Martin Hannigan wrote:
On Feb 1, 2008 2:25 PM, Ahmed Maged (amaged) <amaged@cisco.com> wrote:
"Does look normal to me" is far from a global conspiracy theory.
Thank you for the translation but I think you got it wrong.
I agree, there should be a sanity check as I understand that they are within close proximity of each other. Two ships slipping anchors and causing cable breaks in the same area is odd, but if there's a storm in the area, that would not be that much of a surprise. There should be some logic to the madness.
I think that the moral of the story is that "more" operators should try to better understand what diversity means beyond the metro. The challenge is getting the information. The Teleography series of internet/sub maps are interesting. They don't demonstrate diversity though, since they show figurative routing. Those nice and straight lines are a pipe dream.
-M<
-M<
Well, when you have all these cables running through narrow straits or converging to the same stretch of beach, it does not strike me as at all extraordinary.
An important factor is cooperation. Is there cooperation between the fiber optic guys and fishing associations to minimize hits?

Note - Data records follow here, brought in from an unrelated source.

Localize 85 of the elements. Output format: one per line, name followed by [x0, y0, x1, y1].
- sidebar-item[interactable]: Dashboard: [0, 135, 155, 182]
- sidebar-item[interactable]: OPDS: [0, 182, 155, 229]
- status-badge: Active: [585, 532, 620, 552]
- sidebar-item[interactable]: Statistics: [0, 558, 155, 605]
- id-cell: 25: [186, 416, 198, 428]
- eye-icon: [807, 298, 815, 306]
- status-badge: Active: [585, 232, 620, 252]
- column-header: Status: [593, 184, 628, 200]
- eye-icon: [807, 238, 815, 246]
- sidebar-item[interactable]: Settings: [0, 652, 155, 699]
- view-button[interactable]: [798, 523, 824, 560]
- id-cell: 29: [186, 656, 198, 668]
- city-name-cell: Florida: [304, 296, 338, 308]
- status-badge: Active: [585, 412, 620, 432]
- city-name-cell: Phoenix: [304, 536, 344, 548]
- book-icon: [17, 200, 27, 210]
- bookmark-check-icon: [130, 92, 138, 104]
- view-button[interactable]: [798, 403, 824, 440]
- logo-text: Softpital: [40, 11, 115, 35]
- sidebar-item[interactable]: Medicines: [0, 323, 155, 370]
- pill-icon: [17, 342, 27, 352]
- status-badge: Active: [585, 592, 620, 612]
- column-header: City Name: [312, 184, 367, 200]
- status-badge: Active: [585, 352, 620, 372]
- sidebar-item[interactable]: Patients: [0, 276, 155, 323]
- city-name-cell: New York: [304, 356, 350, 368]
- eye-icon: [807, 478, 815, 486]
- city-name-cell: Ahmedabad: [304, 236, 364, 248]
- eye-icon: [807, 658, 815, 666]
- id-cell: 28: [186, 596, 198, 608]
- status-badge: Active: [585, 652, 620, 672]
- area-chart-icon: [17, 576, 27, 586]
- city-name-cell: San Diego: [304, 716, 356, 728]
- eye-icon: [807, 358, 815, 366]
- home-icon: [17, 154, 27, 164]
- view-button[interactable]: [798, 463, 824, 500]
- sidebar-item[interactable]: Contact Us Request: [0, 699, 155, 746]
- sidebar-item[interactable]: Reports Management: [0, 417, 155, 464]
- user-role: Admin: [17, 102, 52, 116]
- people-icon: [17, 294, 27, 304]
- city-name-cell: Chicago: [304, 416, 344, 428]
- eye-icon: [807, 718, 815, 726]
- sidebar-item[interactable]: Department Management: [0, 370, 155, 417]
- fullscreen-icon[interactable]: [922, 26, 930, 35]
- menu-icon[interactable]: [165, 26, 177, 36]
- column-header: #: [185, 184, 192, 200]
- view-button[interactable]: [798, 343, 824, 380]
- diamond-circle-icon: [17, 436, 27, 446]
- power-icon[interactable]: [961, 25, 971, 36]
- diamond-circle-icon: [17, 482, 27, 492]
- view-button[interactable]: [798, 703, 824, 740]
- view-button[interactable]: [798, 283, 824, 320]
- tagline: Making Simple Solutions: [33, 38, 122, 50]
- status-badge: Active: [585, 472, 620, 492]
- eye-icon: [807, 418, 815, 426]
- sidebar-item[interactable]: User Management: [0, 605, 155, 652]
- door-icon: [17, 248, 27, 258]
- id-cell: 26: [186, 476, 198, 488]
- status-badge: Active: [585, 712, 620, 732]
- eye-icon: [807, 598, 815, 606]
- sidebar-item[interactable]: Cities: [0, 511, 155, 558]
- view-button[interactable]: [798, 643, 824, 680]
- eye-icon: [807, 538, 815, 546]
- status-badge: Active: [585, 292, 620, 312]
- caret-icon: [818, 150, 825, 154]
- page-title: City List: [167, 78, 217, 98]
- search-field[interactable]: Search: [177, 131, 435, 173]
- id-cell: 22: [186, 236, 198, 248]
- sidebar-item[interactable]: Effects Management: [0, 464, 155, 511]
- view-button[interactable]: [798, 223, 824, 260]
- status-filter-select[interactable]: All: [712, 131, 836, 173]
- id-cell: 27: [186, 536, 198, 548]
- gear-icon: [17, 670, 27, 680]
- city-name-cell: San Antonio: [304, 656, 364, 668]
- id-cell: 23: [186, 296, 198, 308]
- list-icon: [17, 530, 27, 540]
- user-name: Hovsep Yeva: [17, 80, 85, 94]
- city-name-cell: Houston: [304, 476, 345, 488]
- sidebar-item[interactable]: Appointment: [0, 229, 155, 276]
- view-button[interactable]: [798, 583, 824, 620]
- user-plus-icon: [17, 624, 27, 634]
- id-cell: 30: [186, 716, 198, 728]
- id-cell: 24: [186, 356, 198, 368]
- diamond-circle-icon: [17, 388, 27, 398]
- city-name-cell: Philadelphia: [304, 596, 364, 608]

I would wager there is close to zero.
Roderick S. Beck
Wouldn't that be a pretty narrow tightrope to walk from a security standpoint? The undersea cable maps are deliberately vague, specifically to try to avoid making them easy targets of terrorism. Which is the bigger threat? Boat anchors and fishing nets because of inaccurate maps or deliberate sabotage because of accurate maps? I guess you pick your poison. Andrew ...don't we rehash these same issues every time there's an undersea cable failure?